For a time, Catawba would sell their pottery outside the gates of Winthrop University — they weren’t allowed on-campus because they weren’t white, Criswell said — for a penny or nickel a piece, according to Haire.
“It was a thing that kept them going and kept them alive and brought in some much needed materials or revenue,” Criswell said.
Another Catawba art form, basket weaving, almost went extinct before its reintroduction to the tribe in the ‘90s through cultural reclamation efforts. Because the necessary longleaf pine needle trees don’t grow very well where the reservation is located near Rock Hill, South Carolina, the tribe has worked with federal and state officials to harvest the needles from other locations.
DeLesslin George-Warren, a consultant who mainly works for the tribe, said there are two expert Catawba basket weavers. Other Catawba, such as Haire, practice it more as a stress-relieving hobby.
Basketry isn’t the only tradition reclamation efforts are reviving. The tribe is reintroducing the language into the community by creating new Catawba songs, George-Warren said. In this way, future generations can have the legacy current generations haven't always gotten.
“I really prickle at the language of like, lost versus taken. I think, a lot of the time, people are more comfortable saying that, ‘They lost this art form,’” George-Warren said. “What's, in my opinion, more accurate, is, it's not like we just dropped it somewhere.
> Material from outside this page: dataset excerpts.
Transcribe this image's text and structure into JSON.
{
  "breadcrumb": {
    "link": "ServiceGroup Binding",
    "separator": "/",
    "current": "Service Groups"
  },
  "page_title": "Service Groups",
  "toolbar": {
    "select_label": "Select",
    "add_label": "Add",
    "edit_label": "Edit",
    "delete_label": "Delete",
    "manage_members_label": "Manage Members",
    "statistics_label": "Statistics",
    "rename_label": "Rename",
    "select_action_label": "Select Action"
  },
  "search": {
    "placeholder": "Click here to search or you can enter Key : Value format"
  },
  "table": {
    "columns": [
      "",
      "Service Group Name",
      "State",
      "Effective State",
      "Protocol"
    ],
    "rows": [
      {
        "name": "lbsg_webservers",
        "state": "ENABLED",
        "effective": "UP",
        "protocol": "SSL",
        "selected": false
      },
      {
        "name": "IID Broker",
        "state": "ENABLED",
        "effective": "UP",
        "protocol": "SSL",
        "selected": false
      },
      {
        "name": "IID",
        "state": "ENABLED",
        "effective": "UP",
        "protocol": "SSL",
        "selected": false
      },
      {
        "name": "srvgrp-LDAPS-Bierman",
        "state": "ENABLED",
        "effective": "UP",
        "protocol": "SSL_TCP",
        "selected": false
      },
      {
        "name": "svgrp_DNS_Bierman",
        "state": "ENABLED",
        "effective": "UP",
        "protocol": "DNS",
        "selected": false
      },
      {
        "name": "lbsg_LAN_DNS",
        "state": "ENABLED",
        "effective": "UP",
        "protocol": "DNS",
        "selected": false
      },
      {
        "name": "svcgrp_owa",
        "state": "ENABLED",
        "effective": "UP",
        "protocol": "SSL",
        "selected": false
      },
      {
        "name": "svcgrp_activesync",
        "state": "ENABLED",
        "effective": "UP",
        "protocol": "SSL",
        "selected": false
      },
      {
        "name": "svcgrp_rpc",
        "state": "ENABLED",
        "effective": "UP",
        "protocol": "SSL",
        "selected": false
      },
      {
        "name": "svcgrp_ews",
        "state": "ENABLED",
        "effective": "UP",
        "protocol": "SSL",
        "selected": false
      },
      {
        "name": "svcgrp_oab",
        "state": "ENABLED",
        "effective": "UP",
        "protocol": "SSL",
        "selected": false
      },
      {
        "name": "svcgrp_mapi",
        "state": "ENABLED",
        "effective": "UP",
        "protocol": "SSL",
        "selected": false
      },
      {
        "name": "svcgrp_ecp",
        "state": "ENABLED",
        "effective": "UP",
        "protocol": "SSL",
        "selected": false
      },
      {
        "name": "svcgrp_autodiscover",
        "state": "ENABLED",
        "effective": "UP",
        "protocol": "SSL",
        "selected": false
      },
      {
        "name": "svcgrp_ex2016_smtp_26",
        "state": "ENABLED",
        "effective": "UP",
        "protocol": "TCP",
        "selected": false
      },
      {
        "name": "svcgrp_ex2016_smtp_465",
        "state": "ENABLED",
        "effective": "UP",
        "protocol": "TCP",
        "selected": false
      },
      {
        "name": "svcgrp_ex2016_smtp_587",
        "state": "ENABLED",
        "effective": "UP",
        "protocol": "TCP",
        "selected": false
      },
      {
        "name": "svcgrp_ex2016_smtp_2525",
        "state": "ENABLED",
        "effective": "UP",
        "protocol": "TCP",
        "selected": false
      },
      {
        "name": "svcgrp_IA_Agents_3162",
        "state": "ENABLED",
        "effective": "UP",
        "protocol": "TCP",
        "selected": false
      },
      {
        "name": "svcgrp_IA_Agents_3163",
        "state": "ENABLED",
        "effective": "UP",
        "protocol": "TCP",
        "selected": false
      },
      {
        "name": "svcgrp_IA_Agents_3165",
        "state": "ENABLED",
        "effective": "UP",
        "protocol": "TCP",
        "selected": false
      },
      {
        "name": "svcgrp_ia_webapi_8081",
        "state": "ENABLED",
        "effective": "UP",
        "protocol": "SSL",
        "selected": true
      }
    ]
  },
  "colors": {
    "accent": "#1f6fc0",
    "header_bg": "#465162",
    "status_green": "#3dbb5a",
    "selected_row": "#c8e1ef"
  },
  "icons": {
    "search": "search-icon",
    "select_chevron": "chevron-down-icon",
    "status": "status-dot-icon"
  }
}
It's that it was the incentive structures that we were living in actively disincentivized or punished us if we were practicing those traditions.”
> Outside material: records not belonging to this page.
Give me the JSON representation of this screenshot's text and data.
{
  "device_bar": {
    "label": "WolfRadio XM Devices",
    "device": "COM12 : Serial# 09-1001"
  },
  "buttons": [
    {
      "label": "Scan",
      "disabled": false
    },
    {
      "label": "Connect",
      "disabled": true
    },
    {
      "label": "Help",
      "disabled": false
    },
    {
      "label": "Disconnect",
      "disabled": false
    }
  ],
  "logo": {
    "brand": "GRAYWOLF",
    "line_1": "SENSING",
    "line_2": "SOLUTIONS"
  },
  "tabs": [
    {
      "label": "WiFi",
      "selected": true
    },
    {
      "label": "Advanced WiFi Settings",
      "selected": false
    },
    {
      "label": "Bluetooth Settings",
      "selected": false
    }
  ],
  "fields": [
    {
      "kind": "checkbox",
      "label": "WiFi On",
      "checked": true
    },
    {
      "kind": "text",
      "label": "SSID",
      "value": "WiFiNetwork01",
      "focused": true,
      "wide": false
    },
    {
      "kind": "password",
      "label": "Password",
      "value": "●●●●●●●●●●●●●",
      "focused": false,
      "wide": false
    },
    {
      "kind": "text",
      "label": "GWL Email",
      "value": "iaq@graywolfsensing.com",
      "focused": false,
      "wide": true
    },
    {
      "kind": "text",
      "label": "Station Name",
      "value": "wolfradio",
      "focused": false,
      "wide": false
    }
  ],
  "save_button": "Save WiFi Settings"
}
Although it is illegal under the Indian Arts and Crafts Act for non-Native individuals to claim to sell Indigenous art that isn’t, some still do, and some even sell stolen art. Criswell said one tribe member found her son’s after-school project for sale on eBay as “ancient prehistoric Catawba Indian pottery.” The mother bought it back for $60.
“There are predators out in art, taking advantage of Native people,” Haire said. “It’s shameful, but it happens.”
The Catawba Cultural Preservation Program, which runs a craft store, strictly sells Catawba art bought from tribe members and puts the proceeds into classes and programming. You can also buy directly from Catawba artists. Either option ensures your purchase is authentic.
George-Warren said sometimes non-Natives don’t buy Native American artwork, even from Native Americans, out of fear that it is appropriation. If this is the case, he said, then don’t be afraid to ask for clarification.
“If I make a necklace, and I sell it to you, it's ‘cause I want you to wear it,” George-Warren said. “Dive in the door to the arts, and in the process, support us. Don't buy cheap knockoffs.”
The Catawba Indian Craft Store is closed due to the coronavirus and renovations until at least the end of the year, but it remains available online.
Correction Sept. 22, 2020: A previous version of this article incorrectly attributed the photo as being courtesy of The Catawba Indian Nation. The photo is courtesy of the Catawba Nation/Alex Osborn.